Richard Fairhurst richard at systemed.net
Fri Jun 10 20:09:49 BST 2011


Ed Avis wrote:
> Richard Fairhurst writes:
>>But if we were to put as much effort into marketing OSM and
>>improving our tools as we do into writing and indeed discussing bots, 
>>the 40% areas would be fixed.
>
> If that were true, then it would be no contest.  Given the choice between
> spending some effort doing an import and the same effort to recruit a huge 
> army of mappers who can cover the whole country, any sane person would 
> go for the mappers.

Lemme give you an example.

There are some really eloquent people on these lists. Granted, some of them
are eloquently arguing nonsense, but nonetheless, some really eloquent
people who can explain things lucidly, entertainingly, and convincingly.

So why does our documentation suck so hard?

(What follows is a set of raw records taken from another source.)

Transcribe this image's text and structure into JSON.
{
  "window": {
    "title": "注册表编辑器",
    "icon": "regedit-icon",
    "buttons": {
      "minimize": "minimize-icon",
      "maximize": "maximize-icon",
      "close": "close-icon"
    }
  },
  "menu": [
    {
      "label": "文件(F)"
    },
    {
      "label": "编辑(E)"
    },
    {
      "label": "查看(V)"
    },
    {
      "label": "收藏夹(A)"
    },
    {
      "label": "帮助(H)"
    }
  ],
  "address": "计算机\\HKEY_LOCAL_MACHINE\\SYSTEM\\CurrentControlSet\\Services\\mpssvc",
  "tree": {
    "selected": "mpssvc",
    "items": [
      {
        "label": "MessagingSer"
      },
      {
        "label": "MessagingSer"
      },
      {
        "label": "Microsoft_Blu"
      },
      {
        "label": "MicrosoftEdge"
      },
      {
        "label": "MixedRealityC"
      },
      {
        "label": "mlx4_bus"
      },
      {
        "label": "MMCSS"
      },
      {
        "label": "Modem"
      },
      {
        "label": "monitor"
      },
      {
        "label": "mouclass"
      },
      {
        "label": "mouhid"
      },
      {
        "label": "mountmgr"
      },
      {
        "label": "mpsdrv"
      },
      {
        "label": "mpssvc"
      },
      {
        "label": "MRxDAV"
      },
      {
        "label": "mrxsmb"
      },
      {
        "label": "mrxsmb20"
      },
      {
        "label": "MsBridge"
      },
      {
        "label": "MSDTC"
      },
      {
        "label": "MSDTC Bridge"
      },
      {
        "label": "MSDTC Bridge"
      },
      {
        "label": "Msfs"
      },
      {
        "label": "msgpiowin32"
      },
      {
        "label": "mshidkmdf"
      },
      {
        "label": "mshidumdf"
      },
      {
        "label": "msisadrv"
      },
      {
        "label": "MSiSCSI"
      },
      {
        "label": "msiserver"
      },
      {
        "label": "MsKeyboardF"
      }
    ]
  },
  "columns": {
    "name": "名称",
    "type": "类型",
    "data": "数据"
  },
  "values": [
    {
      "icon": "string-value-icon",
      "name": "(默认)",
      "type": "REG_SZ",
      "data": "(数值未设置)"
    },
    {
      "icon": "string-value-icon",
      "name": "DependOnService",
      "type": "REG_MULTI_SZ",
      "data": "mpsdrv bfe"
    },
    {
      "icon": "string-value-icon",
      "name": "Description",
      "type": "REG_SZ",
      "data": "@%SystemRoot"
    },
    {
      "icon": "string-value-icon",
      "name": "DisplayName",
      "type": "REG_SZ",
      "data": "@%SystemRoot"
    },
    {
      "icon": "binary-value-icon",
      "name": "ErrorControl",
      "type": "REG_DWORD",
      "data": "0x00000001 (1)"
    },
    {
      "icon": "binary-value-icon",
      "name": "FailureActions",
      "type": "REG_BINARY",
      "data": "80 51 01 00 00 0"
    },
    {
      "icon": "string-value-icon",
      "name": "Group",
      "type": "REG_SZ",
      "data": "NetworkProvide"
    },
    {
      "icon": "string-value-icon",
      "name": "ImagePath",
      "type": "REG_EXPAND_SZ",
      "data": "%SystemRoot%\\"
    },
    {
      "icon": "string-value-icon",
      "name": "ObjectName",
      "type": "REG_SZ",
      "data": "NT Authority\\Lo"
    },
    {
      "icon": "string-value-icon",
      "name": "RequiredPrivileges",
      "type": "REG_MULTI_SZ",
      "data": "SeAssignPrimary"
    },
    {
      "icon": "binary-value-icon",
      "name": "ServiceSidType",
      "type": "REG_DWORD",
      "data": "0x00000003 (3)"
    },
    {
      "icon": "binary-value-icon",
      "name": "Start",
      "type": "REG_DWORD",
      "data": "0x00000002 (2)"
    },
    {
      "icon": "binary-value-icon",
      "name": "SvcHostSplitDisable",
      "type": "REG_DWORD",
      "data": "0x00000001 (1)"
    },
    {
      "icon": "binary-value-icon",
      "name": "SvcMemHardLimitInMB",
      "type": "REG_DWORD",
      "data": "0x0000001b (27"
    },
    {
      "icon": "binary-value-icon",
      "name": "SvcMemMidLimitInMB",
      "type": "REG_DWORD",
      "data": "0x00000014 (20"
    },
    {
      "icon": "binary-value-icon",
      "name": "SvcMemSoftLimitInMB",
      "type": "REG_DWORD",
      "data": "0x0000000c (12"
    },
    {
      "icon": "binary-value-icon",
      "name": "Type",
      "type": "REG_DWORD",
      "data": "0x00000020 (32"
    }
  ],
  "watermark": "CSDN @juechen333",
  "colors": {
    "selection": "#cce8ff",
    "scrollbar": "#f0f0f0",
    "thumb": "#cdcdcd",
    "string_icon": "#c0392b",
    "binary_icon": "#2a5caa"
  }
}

Writing good docs is not easy, but given the right people, it is certainly
no more difficult than writing a competent bot. Certainly I know which I'd
find easier (which makes it a bit ironic that I do programming for OSM
rather than writing, but hey). 

There is approximately one person in the entire world who has made an effort
on documentation - stand up and take a bow, Richard Weait - but he can't do
it all by himself. And here we are all merrily talking about bots, while
every day dozens of people are signing up for OSM, staring at the screen,
and thinking "um, what the fuck do I do *now*?".

So how do we start to convert some of those sign-up-but-never-edit people
into real mappers? Get a group together. Have a mailing list (private if
needs be) to discuss what you're doing. Find an install of Dokuwiki or
Wordpress or whatever turns you on. Write some really good,
beginner-friendly docs. Start small: an English-language guide to
contributing basic mapping to OSM. (Bells and whistles and
internationalisation can come later.)

This little step would do a whole lot more for OSM globally than some street
names in Dumfries & Galloway ever will. And you can start it today.